Subject: RE: zbufs for NetBSD
To: None <thorpej@wasabisystems.com, david@l8s.co.uk>
From: None <kyle.unice@L-3com.com>
List: tech-kern
Date: 08/23/2002 07:51:37
The "zero-copy" of mbufs refers to zero copies required from user-land
receive or transmit of data on the network. That means that when a user
land does a "recv" that the NIC recieves the packet into a section of memory
and that memory is mapped into the process space, and on a transmit the
memory is allocated once and passed all the way to the NIC for transmission
without being copied.
Zero-copy mbufs get more advantagous as the size of the MTU increases.
NetWare file server performance is a good example of how ring zero operation
of a network application can make a difference in overall system
performance. (i.e. a 486 running NetWare can support a 1000 users, whereas
other ring 3 operating systems cannot).
I know this is probably old news to most of the engineers here, but I just
wanted to make clear what is meant by zero-copy.
Kyle
-----Original Message-----
From: Jason R Thorpe [mailto:thorpej@wasabisystems.com]
Sent: Thursday, August 22, 2002 5:42 PM
To: David Laight
Cc: tech-kern@netbsd.org; kyle.unice@l-3com.com
Subject: Re: zbufs for NetBSD
On Fri, Aug 23, 2002 at 12:17:37AM +0100, David Laight wrote:
> On Thu, Aug 22, 2002 at 01:04:37PM -0600, kyle.unice@L-3com.com wrote:
> > I imagine that someone previously has looked into putting zbuf
(zero-copy
> > mbufs) support into NetBSD. I am interested in knowing what the state
of
> > the project is. A search of the net reveals little except for VxWorks
> > support for zbufs.
> >
> > I would think that the MMU, socket syscalls, and mbuf code would need
to be
> > modified. The upside is that zbufs provide a network performance
advantage.
Hm, zero-copy mbufs. If I understand you correctly, NetBSD has supported
those for a long time, really.
If an mbuf has "external storage" associated with it, a "copy" from
mbuf a to mbuf b merely causes mbuf b to take a reference to that
external storage.
> For a unix system careful use of page loaning can help - but only
> if the process side doesn't write into the loaded page (because that
> would require a copy-on-write allocation which would end up being more
> expensive that the original copy).
Yes. And, in -current, NetBSD now uses "zero-copy mbufs"/page loaning
by default for writes >= 8k to a socket.
Yes, for this to be a major performance win, you need to either use
async i/o of some sort or, as you say, transmit an mmap'd file.

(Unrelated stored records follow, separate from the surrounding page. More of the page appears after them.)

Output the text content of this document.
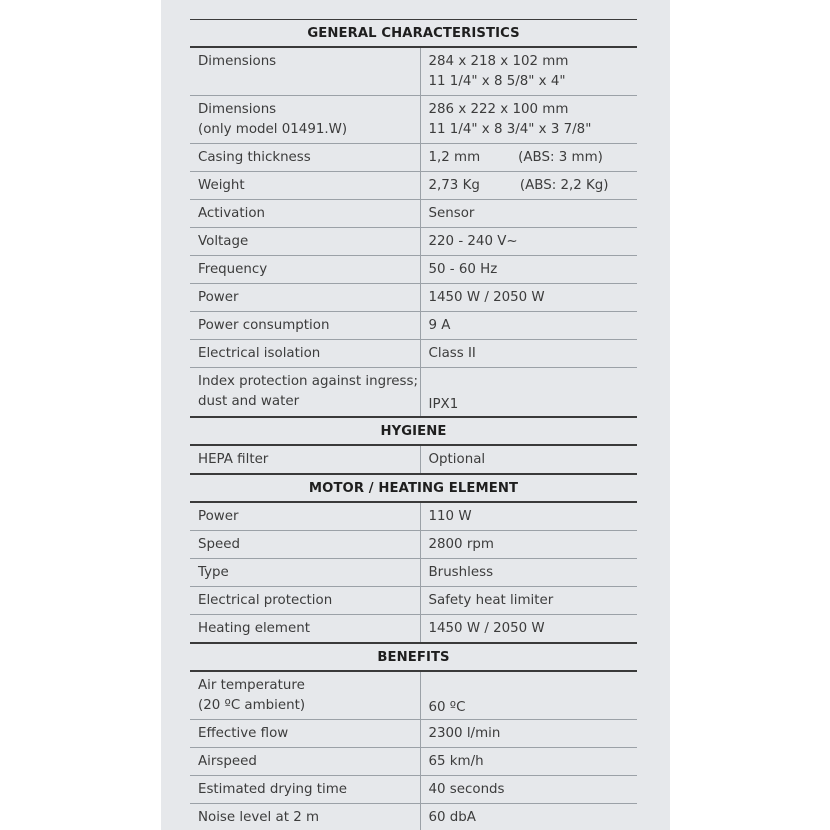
GENERAL CHARACTERISTICS	
Dimensions	284 x 218 x 102 mm
11 1/4" x 8 5/8" x 4"

Dimensions
(only model 01491.W)	286 x 222 x 100 mm
11 1/4" x 8 3/4" x 3 7/8"

Casing thickness	1,2 mm (ABS: 3 mm)
Weight	2,73 Kg (ABS: 2,2 Kg)
Activation	Sensor
Voltage	220 - 240 V~
Frequency	50 - 60 Hz
Power	1450 W / 2050 W
Power consumption	9 A
Electrical isolation	Class II

Index protection against ingress;
dust and water	IPX1
HYGIENE	
HEPA filter	Optional
MOTOR / HEATING ELEMENT	
Power	110 W
Speed	2800 rpm
Type	Brushless
Electrical protection	Safety heat limiter
Heating element	1450 W / 2050 W
BENEFITS	

Air temperature
(20 ºC ambient)	60 ºC
Effective flow	2300 l/min
Airspeed	65 km/h
Estimated drying time	40 seconds
Noise level at 2 m	60 dbA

Zero-copy receive is somewhat harder -- the data comes in chunks of less
than one page (more or less), and so you HAVE to copy the data a little
to coalesce it into nice page-sized/page-aligned pieces. However, once
that is done, you could certainly page-flip if given a nice page-size/page-
algned buffer for the receive. The threshold of where this has a payoff
is something that needs to be reserched (once it's implemented, obviously
:-)
But, in any case, for sending, we're there today.
> The big gain from page loaning probbaly comes with mmaped file - since
> the data can be transmitted without ever getting into the cpu cache (and
> displacing other useful data). Hardware checksum calculation will
> make a much bigger difference here...
>
> David
>
> --
> David Laight: david@l8s.co.uk
--
-- Jason R. Thorpe <thorpej@wasabisystems.com>